The most award winning
healthcare information source.
TRUSTED FOR FOUR DECADES.
Hospital learns the pros and cons of openness
Mistake makes front-page news
After a baby was nursed by the wrong mother at Immanuel St. Joseph's — Mayo Health System in Mankato, MN, the family members involved were understandably very upset — and very vocal. They alerted the news media, which reported on the incident, and staff were educated about processes to ensure this would not occur again.
Six weeks later, the same exact thing happened. Another baby was nursed by the wrong mother.
Since this time, the family members involved already knew of the first mistake; they were doubly outraged that the hospital had not effectively fixed the problem. This time, the incident made front-page news in the region.
"We had a number of choices when presented with this situation. We could have run and hidden behind corporate barriers; we could have issued a statement saying how we take this very seriously and then drop the ball — or we could be transparent," says Kevin Burns, the hospital's chief communications officer.

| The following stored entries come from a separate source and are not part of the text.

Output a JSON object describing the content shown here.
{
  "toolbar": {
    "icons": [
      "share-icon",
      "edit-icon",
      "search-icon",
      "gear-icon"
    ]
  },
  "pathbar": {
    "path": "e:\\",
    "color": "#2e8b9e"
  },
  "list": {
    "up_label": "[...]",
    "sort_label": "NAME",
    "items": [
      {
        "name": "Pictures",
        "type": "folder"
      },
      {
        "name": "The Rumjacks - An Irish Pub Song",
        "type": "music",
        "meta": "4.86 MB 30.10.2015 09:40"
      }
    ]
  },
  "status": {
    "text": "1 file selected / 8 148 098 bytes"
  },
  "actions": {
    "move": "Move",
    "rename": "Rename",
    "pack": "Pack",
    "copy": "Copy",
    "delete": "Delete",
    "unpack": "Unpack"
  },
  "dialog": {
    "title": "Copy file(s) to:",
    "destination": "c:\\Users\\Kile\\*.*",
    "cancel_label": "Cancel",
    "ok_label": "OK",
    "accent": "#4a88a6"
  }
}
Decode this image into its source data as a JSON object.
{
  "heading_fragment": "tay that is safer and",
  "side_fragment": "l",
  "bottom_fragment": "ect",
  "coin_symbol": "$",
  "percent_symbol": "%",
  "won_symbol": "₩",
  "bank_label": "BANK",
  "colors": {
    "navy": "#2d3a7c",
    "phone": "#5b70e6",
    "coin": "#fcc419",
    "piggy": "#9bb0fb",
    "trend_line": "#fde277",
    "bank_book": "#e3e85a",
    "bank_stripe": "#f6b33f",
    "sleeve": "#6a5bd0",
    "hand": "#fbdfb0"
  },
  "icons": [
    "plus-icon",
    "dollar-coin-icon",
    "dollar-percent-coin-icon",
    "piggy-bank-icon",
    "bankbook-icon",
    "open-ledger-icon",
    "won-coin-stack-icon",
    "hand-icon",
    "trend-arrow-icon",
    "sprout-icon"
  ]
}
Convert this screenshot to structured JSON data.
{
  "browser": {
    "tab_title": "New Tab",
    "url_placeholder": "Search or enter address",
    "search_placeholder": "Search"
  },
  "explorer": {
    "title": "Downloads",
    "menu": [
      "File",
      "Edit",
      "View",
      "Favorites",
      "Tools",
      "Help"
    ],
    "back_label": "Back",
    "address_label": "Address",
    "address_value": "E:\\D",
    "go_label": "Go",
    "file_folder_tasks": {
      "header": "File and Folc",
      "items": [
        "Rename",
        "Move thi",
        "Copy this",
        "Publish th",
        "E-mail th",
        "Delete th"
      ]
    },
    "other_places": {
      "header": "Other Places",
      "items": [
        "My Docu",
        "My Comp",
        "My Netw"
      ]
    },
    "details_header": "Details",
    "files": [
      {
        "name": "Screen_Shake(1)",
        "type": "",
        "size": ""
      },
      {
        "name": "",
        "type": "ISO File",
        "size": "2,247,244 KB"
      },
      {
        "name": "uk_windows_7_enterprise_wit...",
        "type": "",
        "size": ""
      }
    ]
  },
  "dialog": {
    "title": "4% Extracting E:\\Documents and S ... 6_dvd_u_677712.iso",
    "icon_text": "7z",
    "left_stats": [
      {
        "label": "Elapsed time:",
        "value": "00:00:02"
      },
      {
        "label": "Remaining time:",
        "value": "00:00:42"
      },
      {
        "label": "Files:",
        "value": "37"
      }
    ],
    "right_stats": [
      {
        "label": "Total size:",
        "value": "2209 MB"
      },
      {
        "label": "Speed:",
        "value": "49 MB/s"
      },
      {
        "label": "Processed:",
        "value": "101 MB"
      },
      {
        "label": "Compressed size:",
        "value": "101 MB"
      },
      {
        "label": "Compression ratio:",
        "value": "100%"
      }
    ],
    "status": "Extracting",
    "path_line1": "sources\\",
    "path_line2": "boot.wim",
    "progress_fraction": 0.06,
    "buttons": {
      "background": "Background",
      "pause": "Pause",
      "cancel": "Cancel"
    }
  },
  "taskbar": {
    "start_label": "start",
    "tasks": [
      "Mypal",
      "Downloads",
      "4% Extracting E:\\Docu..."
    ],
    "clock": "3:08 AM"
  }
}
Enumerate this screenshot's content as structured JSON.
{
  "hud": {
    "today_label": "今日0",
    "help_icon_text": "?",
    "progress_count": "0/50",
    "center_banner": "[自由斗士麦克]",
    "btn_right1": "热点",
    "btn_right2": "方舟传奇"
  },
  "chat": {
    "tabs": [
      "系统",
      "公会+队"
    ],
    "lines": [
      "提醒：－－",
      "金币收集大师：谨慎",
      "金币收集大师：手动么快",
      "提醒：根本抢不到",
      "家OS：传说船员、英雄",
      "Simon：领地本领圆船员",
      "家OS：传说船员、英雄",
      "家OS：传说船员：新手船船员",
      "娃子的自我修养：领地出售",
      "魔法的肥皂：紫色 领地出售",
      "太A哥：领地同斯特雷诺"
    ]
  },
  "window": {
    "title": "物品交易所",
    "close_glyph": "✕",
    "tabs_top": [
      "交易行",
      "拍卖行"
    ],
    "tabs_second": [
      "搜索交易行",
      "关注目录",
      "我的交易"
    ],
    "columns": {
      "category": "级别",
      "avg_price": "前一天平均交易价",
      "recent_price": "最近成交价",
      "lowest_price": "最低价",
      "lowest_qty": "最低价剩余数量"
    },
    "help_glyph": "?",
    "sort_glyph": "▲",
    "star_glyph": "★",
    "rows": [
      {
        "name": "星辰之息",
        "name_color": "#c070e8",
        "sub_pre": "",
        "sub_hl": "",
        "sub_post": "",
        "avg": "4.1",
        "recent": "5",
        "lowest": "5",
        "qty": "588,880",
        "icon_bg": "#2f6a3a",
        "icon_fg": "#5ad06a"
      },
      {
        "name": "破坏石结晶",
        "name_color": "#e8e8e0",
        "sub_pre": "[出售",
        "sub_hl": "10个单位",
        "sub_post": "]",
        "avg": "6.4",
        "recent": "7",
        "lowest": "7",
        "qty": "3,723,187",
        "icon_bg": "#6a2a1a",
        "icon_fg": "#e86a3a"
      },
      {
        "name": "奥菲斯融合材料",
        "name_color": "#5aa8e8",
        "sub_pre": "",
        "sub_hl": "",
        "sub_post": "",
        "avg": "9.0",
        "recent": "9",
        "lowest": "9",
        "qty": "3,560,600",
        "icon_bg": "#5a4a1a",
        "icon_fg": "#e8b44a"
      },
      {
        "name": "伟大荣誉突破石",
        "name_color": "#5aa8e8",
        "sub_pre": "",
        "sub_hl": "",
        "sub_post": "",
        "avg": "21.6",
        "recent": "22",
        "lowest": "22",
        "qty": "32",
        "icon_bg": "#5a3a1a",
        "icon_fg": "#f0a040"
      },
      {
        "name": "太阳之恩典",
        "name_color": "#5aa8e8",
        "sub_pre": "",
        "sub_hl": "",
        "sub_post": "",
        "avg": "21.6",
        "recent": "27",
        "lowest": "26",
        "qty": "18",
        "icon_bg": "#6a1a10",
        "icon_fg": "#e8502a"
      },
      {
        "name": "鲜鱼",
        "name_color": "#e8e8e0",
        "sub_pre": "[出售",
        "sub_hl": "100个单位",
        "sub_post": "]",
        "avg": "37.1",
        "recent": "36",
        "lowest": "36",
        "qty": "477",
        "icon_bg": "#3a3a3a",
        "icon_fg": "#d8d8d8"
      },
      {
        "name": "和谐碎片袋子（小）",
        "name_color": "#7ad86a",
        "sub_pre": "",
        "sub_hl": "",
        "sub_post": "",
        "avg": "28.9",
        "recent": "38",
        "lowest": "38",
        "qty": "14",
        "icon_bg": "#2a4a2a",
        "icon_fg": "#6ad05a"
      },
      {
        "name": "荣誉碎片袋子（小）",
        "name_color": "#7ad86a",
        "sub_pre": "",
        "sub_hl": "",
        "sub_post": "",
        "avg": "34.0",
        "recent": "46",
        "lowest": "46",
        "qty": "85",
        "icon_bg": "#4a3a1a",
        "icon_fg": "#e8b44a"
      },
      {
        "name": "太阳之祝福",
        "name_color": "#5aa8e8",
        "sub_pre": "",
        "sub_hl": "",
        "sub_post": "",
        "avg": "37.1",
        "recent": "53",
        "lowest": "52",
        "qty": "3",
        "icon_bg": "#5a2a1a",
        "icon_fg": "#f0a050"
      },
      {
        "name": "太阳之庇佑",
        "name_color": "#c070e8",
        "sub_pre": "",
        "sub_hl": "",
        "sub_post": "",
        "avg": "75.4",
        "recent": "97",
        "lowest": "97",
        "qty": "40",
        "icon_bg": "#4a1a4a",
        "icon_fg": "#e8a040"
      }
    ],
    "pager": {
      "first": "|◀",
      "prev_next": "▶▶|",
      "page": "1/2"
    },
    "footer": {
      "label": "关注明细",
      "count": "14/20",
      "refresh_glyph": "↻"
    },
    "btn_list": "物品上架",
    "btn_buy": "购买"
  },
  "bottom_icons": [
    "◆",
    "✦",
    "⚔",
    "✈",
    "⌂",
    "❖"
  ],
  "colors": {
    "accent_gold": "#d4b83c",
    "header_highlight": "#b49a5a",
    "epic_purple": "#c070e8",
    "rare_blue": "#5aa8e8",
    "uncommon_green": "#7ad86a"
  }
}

The hospital's president and CEO publicly apologized for what happened and agreed the incidents were inexcusable. Clearly, he told reporters, the hospital had systems and processes that were broken.
A few days after the flurry of news coverage, he received a phone call from a Canadian man who explained that he had read about the incident and that technology was available that could solve the hospital's problem. The hospital followed up and adopted technology that eliminated this error from happening again. The system uses arm bands for parents and ankle bands for newborns to ensure the right baby is paired with the right parent.
"Because we were so public, someone in another country offered assistance, which helped us solve this particular quality issue," says Burns. The morale of the story: By being open, you risk negative reactions, bad publicity, and even lawsuits; but it's also a powerful tool that could lead you to solutions for problems you otherwise couldn't fix.
Posters are hung all over the hospital citing quality data for all to see, such as handwashing and infection data by unit, all periodically updated. "We post any of the quality measures that we have on our scorecard, which is pretty robust," says Gregory Kutcher, MD, president and CEO. The hospital also posts financial, employee retention, and patient satisfaction data by unit, including the emergency department, diagnostic imaging, and dialysis. Patients on the third floor medical/surgical area can compare that unit with the rest of the organization.
"This has engaged patients, families and visitors in our quality journey," says Burns. "Posting data prompts their interest and gives them an opportunity to get them involved in the process."
It also has spurred some healthy competition among the hospital's employees. "If I'm a clinician on the fourth floor and folks on the third floor are doing a bit better, it prompts some appropriate competitiveness," says Burns.
When patients who have viewed posters about a unit's hand hygiene compliance get hospital-acquired infections such as MRSA, they now tend to try to remember whether staff washed their hands every single time. "So there is heightened awareness, and you could say it causes some problems, but we don't think so," says Kutcher. "We think it just puts pressure on us to do the right thing."
The hospital's approach is to post quality data without regard to whether it's impressive. "We have put up quality data that is not so good — we were not doing well on community-acquired pneumonia and we put that up," says Kutcher. On the other hand, the hospital has some quality data it was particularly proud to post — its mortality data, which decreased dramatically after participating in the Institute for Healthcare Improvement's 100,000 Lives Campaign. "Over the last several years, mortality rates dropped from about 27 deaths per patient admission to 17 deaths per patient admission," says Burns.
"We have taken the tactic that transparency is the best way to go — to be honest about where we're at," says Kutcher. "We all know health care needs to be better, and we think we will get better faster if we include data publically."